My discrete-time signals textbook (Oppenheim) jumps through the derivation of steady-state and transient LTI system response to a complex exponential input- $$y[n]=y_{SS}[n]+y_t[n]$$ It says, given input $x[n]=e^{j\omega n}u[n]$ and impulse response $h[n]$, the system response can be found using convolution as: y[n] = \left\{\begin{aligned} &0 &&: n < 0\\ &e^{j\omega n}\sum_{k=0}^{n}h[k]e^{-j\omega k} &&: n\ge 0 \end{aligned} \right.
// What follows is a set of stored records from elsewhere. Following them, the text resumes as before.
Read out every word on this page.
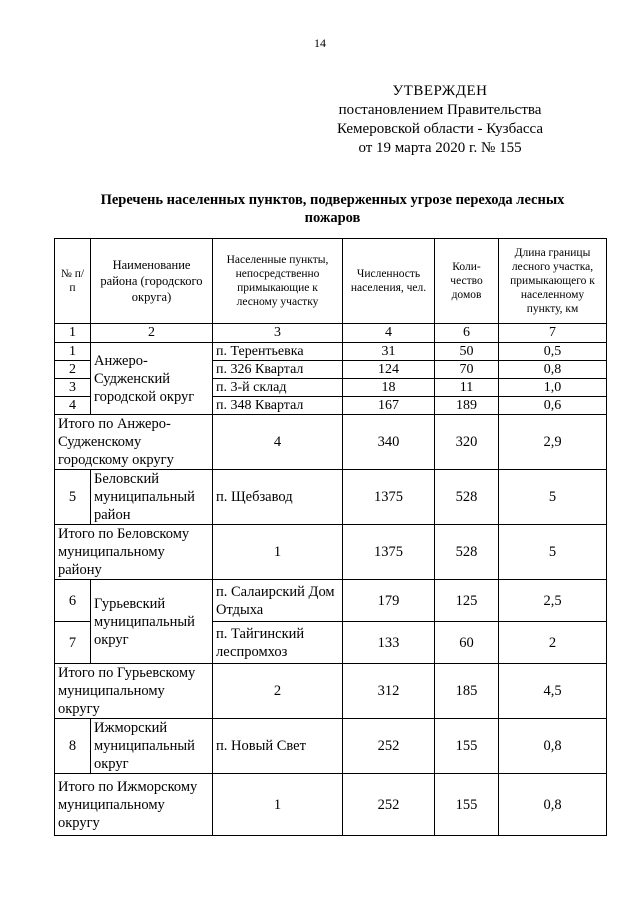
14
УТВЕРЖДЕН
постановлением Правительства
Кемеровской области - Кузбасса
от 19 марта 2020 г. № 155
Перечень населенных пунктов, подверженных угрозе перехода лесных
пожаров
№ п/п	Наименование района (городского округа)	Населенные пункты, непосредственно примыкающие к лесному участку	Численность населения, чел.	Коли-чество домов	Длина границы лесного участка, примыкающего к населенному пункту, км
1	2	3	4	6	7
1	Анжеро-Судженский городской округ	п. Терентьевка	31	50	0,5
2		п. 326 Квартал	124	70	0,8
3		п. 3-й склад	18	11	1,0
4		п. 348 Квартал	167	189	0,6
Итого по Анжеро-Судженскому городскому округу		4	340	320	2,9
5	Беловский муниципальный район	п. Щебзавод	1375	528	5
Итого по Беловскому муниципальному району		1	1375	528	5
6	Гурьевский муниципальный округ	п. Салаирский Дом Отдыха	179	125	2,5
7		п. Тайгинский леспромхоз	133	60	2
Итого по Гурьевскому муниципальному округу		2	312	185	4,5
8	Ижморский муниципальный округ	п. Новый Свет	252	155	0,8
Итого по Ижморскому муниципальному округу		1	252	155	0,8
But where did the $n$ as the upper sum limit come from? When I try to do this myself, I end up with: $$y[n]=x[n]\ast h[n]=\sum_{k=-\infty}^{\infty}h[k]x[n-k]\\ =\sum_{k=-\infty}^{\infty}h[k]e^{j\omega(n-k)}u[n-k]\\ =\sum_{k=0}^{\infty}h[k]e^{j\omega n}e^{-j\omega k}\\ =e^{j\omega n}\sum_{k=0}^{\infty}h[k]e^{-j\omega k}$$

Where did I go wrong?

• 1. What is u[n-k] when k > n? 2. Can you assume h[n] is causal? – The Photon Feb 10 '17 at 23:30
• 1. Ah, whoops, all terms in sum with k > n are 0, and 2. yes h[n] is causal. It makes sense now conceptually, just weird that I can't get the math to end up that way too – Ben Granger Feb 10 '17 at 23:38
• switched convolution order and worked it out. Thanks! – Ben Granger Feb 10 '17 at 23:48
• Post the solution as an answer – Voltage Spike Feb 11 '17 at 8:12

Given: the system is LTI and causal. $$\Rightarrow y[n]=h[n]\ast x[n]=\sum_{k=-\infty}^{\infty}h[k]e^{j\omega (n-k)}u[n-k]\\~\\ \because \textrm{ causality implies }h[k]=0\ \forall k<0\\ \because u[n-k]=0\ \forall k>n\\~\\ \therefore \sum_{k=-\infty}^{\infty}h[k]e^{j\omega (n-k)}u[n-k]=e^{j\omega n}\sum_{k=0}^{n}h[k]e^{-j\omega k}$$ Combining that with the fact that the output is causal- y[n] = \left\{\begin{aligned} &0 &&: n < 0\\ &e^{j\omega n}\sum_{k=0}^{n}h[k]e^{-j\omega k} &&: n\ge 0 \end{aligned} \right.